Let $K/Q$ be a finite Galois extension with Galois group $G$. Let $U\subset K^\times$ be the group of units. I am interested in any available information about $H^1(G,U)$.

Motivation: in the theory of fusion categories one is interested in "d-numbers": an algebraic number $\alpha$ is a d-number if for any Galois conjugate $\beta$ of $\alpha$ the ratio $\frac{\alpha}{\beta}$ is a unit. Let us look at d-numbers contained in the number field $K$. It is clear that d-numbers form a group under multiplication; this group contains two obvious subgroups: units and rational numbers. An exact sequence $1\to U\to K^\times\to K^\times/U \to 1$ and Hilbert theorem 90 show that the quotient of d-numbers in $K$ by the units and rational numbers is precisely $H^1(G,U)$.

In the theory of fusion categories one is mainly concerned with the case when $K/Q$ is abelian and totally real. Using the properties of Herbrand quotient one shows that if $K/Q$ is cyclic (and real) of degree $n$ then the order of $H^1(G,U)$ is $n$ if $K$ contains a unit of norm $-1$ (this is always the case if $n$ is odd) and $2n$ otherwise.
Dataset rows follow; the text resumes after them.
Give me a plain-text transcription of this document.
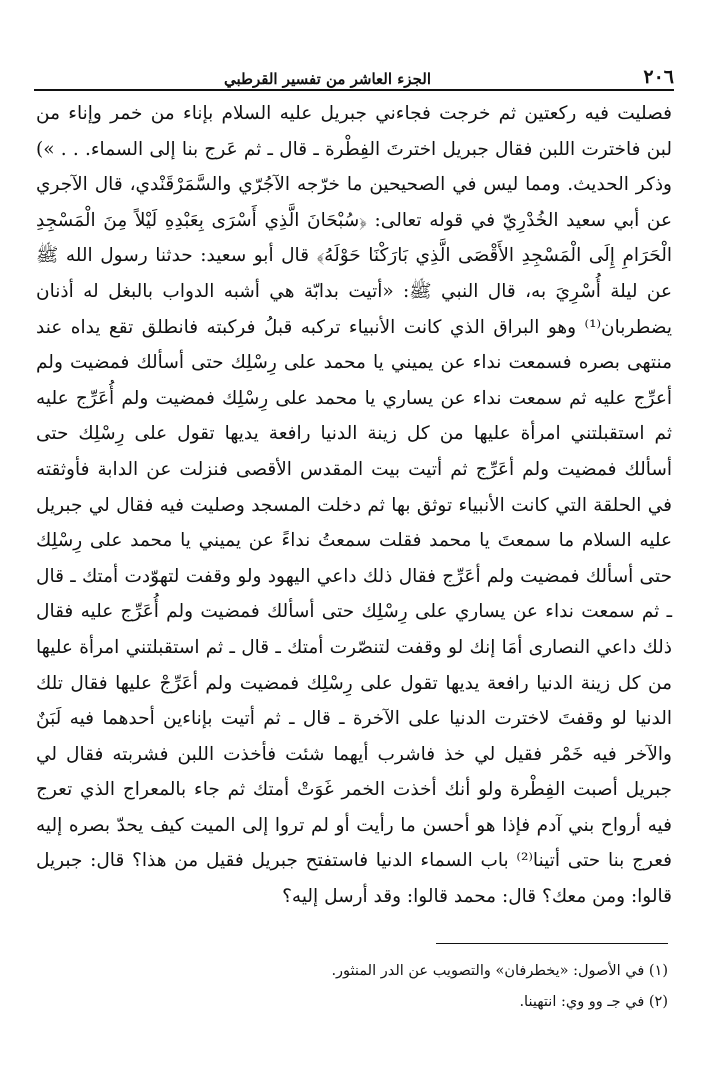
٢٠٦
الجزء العاشر من تفسير القرطبي

فصليت فيه ركعتين ثم خرجت فجاءني جبريل عليه السلام بإناء من خمر وإناء من لبن فاخترت اللبن فقال جبريل اخترتَ الفِطْرة ـ قال ـ ثم عَرج بنا إلى السماء. . . ») وذكر الحديث. ومما ليس في الصحيحين ما خرّجه الآجُرّي والسَّمَرْقَنْدي، قال الآجري عن أبي سعيد الخُدْرِيّ في قوله تعالى: ﴿سُبْحَانَ الَّذِي أَسْرَى بِعَبْدِهِ لَيْلاً مِنَ الْمَسْجِدِ الْحَرَامِ إِلَى الْمَسْجِدِ الأَقْصَى الَّذِي بَارَكْنَا حَوْلَهُ﴾ قال أبو سعيد: حدثنا رسول الله ﷺ عن ليلة أُسْرِيَ به، قال النبي ﷺ: «أتيت بدابّة هي أشبه الدواب بالبغل له أذنان يضطربان⁽¹⁾ وهو البراق الذي كانت الأنبياء تركبه قبلُ فركبته فانطلق تقع يداه عند منتهى بصره فسمعت نداء عن يميني يا محمد على رِسْلِك حتى أسألك فمضيت ولم أعرِّج عليه ثم سمعت نداء عن يساري يا محمد على رِسْلِك فمضيت ولم أُعَرِّج عليه ثم استقبلتني امرأة عليها من كل زينة الدنيا رافعة يديها تقول على رِسْلِك حتى أسألك فمضيت ولم أعَرِّج ثم أتيت بيت المقدس الأقصى فنزلت عن الدابة فأوثقته في الحلقة التي كانت الأنبياء توثق بها ثم دخلت المسجد وصليت فيه فقال لي جبريل عليه السلام ما سمعتَ يا محمد فقلت سمعتُ نداءً عن يميني يا محمد على رِسْلِك حتى أسألك فمضيت ولم أعَرِّج فقال ذلك داعي اليهود ولو وقفت لتهوّدت أمتك ـ قال ـ ثم سمعت نداء عن يساري على رِسْلِك حتى أسألك فمضيت ولم أُعَرِّج عليه فقال ذلك داعي النصارى أمَا إنك لو وقفت لتنصّرت أمتك ـ قال ـ ثم استقبلتني امرأة عليها من كل زينة الدنيا رافعة يديها تقول على رِسْلِك فمضيت ولم أعَرِّجْ عليها فقال تلك الدنيا لو وقفتَ لاخترت الدنيا على الآخرة ـ قال ـ ثم أتيت بإناءين أحدهما فيه لَبَنٌ والآخر فيه خَمْر فقيل لي خذ فاشرب أيهما شئت فأخذت اللبن فشربته فقال لي جبريل أصبت الفِطْرة ولو أنك أخذت الخمر غَوَتْ أمتك ثم جاء بالمعراج الذي تعرج فيه أرواح بني آدم فإذا هو أحسن ما رأيت أو لم تروا إلى الميت كيف يحدّ بصره إليه فعرج بنا حتى أتينا⁽²⁾ باب السماء الدنيا فاستفتح جبريل فقيل من هذا؟ قال: جبريل قالوا: ومن معك؟ قال: محمد قالوا: وقد أرسل إليه؟

(١) في الأصول: «يخطرفان» والتصويب عن الدر المنثور.
(٢) في جـ وو وي: انتهينا.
I suspect that group $H^1(G,U)$ is cyclic or direct sum of two cyclics in these cases but I don't see how to prove this. I don't know how to extend this computation to more general extensions (say, to biquadratic).

Finally, the computation of norm of a d-number gives a map from $H^1(G,U)$ to positive rationals modulo $|G|-$th powers. What can be said about image of this map? This seems to be nontrivial even for quadratic fields not containing a unit of negative norm.

Answer 1

I think it's actually easier to work out the invariants of $K^\times/U^\times$. $K^\times/U^\times$, is a subgroup of the group of fractional ideals, the kernel of the map to the ideal class group. Fractional ideals have a decomposition into powers of primes. To be Galois-invariant, the powers of conjugate primes must be equal.

Thus, the group of invariants in the group of fractional ideals is generated by, for each prime $p$ of $\mathbb Q$, the product $p_1\dots p_r$ where $p_1,\dots,p_r$ are the primes of $K$ lying over it. We need to quotient by the image of $H^0(K^\times)=\mathbb Q^\times$, which is generated by the primes $p$ of $\mathbb Q$.

We have the ideal factorization $(p_1\dots p_r)^e_p=p$, where $e_p$ is the ramification index of $p$ in $K$. Thus, the group of invariant fractional ideals, modulo the contribution of $\mathbb Q$, is $\prod_{p\in \mathbb Q} \mathbb Z/e_p$. The invariants in $K^\times/U^\times$ mod the contribution of $\mathbb Q$ are just the kernel of the map from this group to the ideal class group.

The norm map sends $p_1\dots p_r$ to $p^{|G|/e_p}$, so the image of the norm map is nontrivial and generated by powers of the ramified primes, as long as the class group doesn't get in the way.

This makes it clear that if a counterexample to your suspicion exists, it is a field ramified at three or more primes and probably with small class number.